Sürekli gündemden düşmeyen konulardan biri de "KADINA ŞİDDET". Televizyon ekranlarında ve basın yayın organlarında "KADINA ŞİDDET” konusu ilk sıradadır. Sūrekli gündemde yerini tutuyor. İşte falanca yerde tecavüz edilmiş, falanca yerde istemediğiyle zorla evlendirmiştir, falanca yerde töre cinayetine kurban edilmiştir vesaire vesaire örneklerini çoğaltabiliriz.

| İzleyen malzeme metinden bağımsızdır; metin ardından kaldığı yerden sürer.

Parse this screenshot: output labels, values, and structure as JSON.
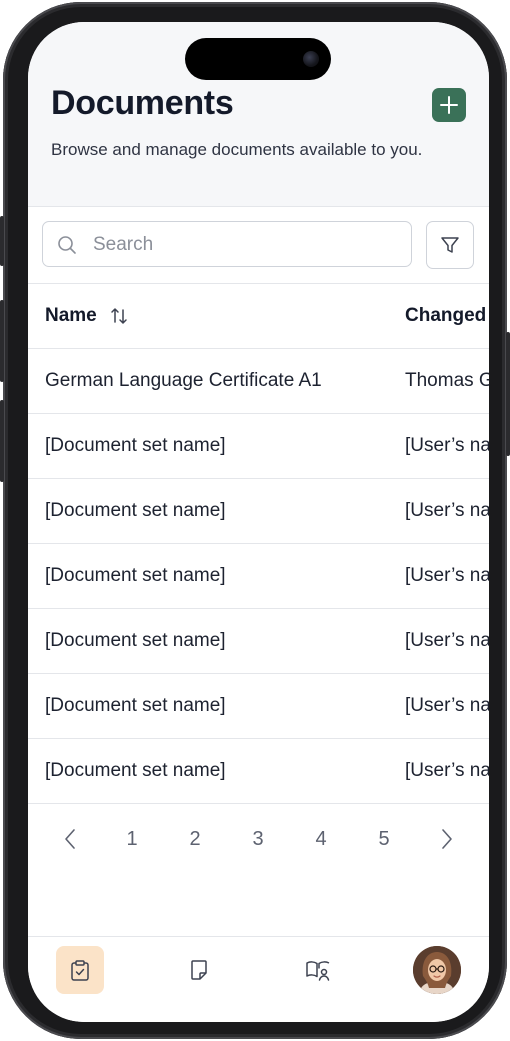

Erkeklerin hanımlarına karşı yumuşak ve tatlı dilli olmaları ufak, tefek kusurlarını görmemezlikten gelmeleri esastır. Bu şekilde davranmak sünnettir. Kadın sahabelerden bazıları, Hz. Peygamber (S.A.V)’e gelerek kocalarının kendilerini meşru bir sebep yokken dövdüklerinden şikayetçi olmuşlardır. Bunun üzerine Hz. Peygamber (a.s) mübarek kaşlarını çatarak, "Ne oluyor ki bu erkeklere, kadınlarını dövüyorlar" diyerek bu durumdan hoşlanmadığı bir gerçektir. Rahmet peygamberi daima kadınlara karşı merhametli davranmıştır ve ūmmetinin de onlara karşı merhametli davranmasını ikaz etmiştir. Hz Peygamber (a.s) bu konuda veda hutbesinde erkekleri uyarmıştır ve onlara şu hitapta bulunmuştur: "Kadınlar hususunda Allah-u teala'dan korkunuz, sakınınız zira siz onları Allah -u teala'dan emanet olarak almışsınızdır.”

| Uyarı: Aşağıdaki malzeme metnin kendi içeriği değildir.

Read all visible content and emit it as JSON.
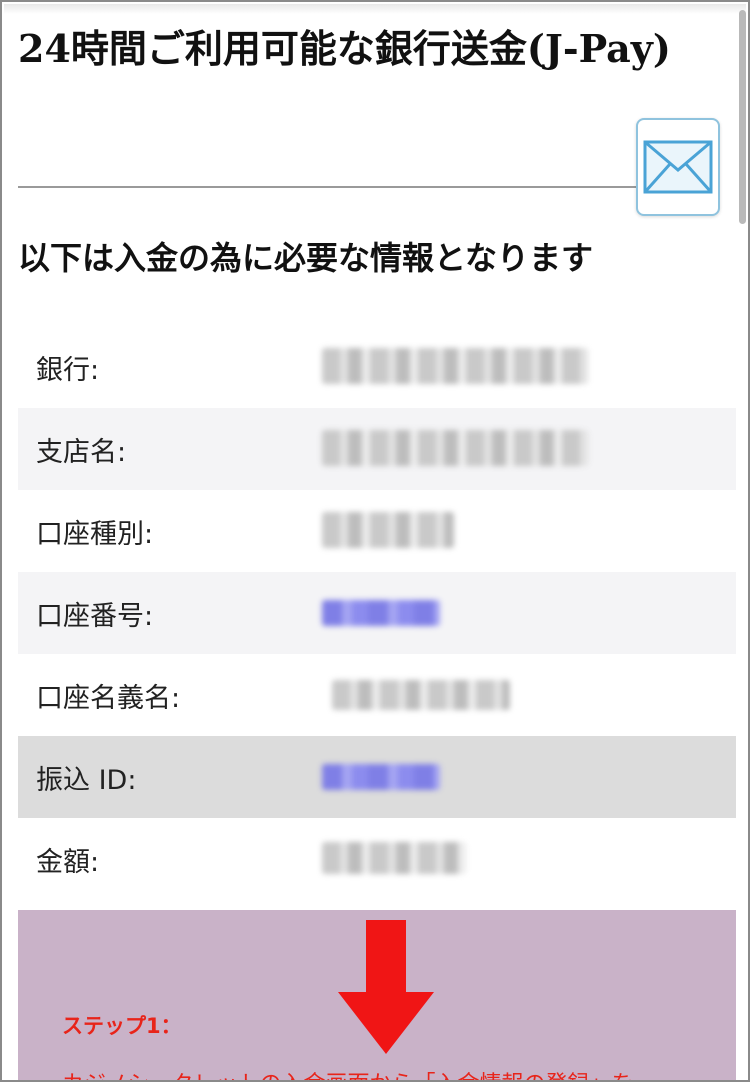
{
  "page": {
    "title": "24時間ご利用可能な銀行送金(J-Pay)",
    "subtitle": "以下は入金の為に必要な情報となります"
  },
  "mail_button": {
    "icon": "envelope-icon"
  },
  "bank_info": {
    "rows": [
      {
        "label": "銀行:",
        "value": "",
        "value_style": "plain",
        "background": "white"
      },
      {
        "label": "支店名:",
        "value": "",
        "value_style": "plain",
        "background": "alt"
      },
      {
        "label": "口座種別:",
        "value": "",
        "value_style": "plain",
        "background": "white"
      },
      {
        "label": "口座番号:",
        "value": "",
        "value_style": "link",
        "background": "alt"
      },
      {
        "label": "口座名義名:",
        "value": "",
        "value_style": "plain",
        "background": "white"
      },
      {
        "label": "振込 ID:",
        "value": "",
        "value_style": "link",
        "background": "highlight"
      },
      {
        "label": "金額:",
        "value": "",
        "value_style": "plain",
        "background": "white"
      }
    ]
  },
  "step_panel": {
    "label": "ステップ1：",
    "text": "カジノシークレットの入金画面から「入金情報の登録」を",
    "arrow_icon": "down-arrow-icon"
  },
  "colors": {
    "step_panel_bg": "#c9b2c8",
    "step_text": "#e8241a",
    "arrow": "#f01515",
    "mail_border": "#8fc3de",
    "mail_icon": "#4aa3d6"
  }
}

Boş yere ve bir sebep olmadan kadına fiziksel şiddet; tokat, tekme, yumruk atmak gibi duygusal şiddet, kadını küçümsemek, kendisine özgüvenini yitirmesine yol açmak gibi... Ekonomik şiddet kadının çalışmasına izin vermemek, kadının parasını elinden almak gibi... Kadına yönelik sayılan bu şiddetlerin hiç biri dinen kabul edilemez. Bu şiddetleri uygulayan insanlar Allah'ın emanetine ihanet etmiş olurlar. Bana sorarsanız kadına yönelik şiddet uygulamasında kadınlarında payı vardır. Örnek olarak çoğu kadınlar, kocalarına karşı iyi tavırlar sergilemiyorlar. Kocalarını azarlamak için bahaneler arıyorlar, kocalarında habersiz işler yapıyorlar. Rusya'da ve birçok Avrupa ülkelerinde yapılan bir araştırmaya, göre ise kadınlar kendisine yönelik şiddeti gerekli gördükleri ortaya çıkmıştır. Bu anlaşılmasın ki biz kadına şiddeti destekliyoruz. Kesinlikle kadına yönelik şiddete hayır diyoruz. Çünkü her kadın bir anne adayıdır. Saygıya ve hürmete değerli bir varlıktır. Erkek ve kadınların evlilik konusunda Hz. Peygamber (a.s) ve Hz. Hatice anamızı örnek almaları gerekir. Onların evlilikleri birbirlerine karşı saygı, sevgi ve dürüst davranmaları üzerine kurulmuştur. Zaten bir evlilikte dürüstlük yoksa o evlilik devam edemez. Evliliğin olmazsa olmaz şartı dürüstlüktür. Öncelikle karı koca birbirlerine karşı dürüst davranmaları gerekir. Birbirlerine yalan söylerlerse o yuva devam edemez dağılır, huzursuzluk ve şiddet yerini alır.
Karı ve koca arasında şiddeti önlemenin en etkili yolu, karı ve koca birbirlerine karşı ancak saygı, sevgi ve dürüstlükle olur. Aksi halde şiddet yerini alır. Gerek devlet büyüklerimiz gerek sivil toplum kuruluşları, gerek diyanet işleri başkanlığımız ve bütün vatandaşlarımız, kadına yönelik şiddete karşı ellerinden geleni yapmaları elzemdir. Cenabı Allah (c.c)'tan ūlkemizde ve bütün islam ülkelerinde kadına yönelik şiddetin bir daha olmamasını dillerim. Son olarak kadına kalkan eller kırılsın diyoruz. Hakka namzet ol.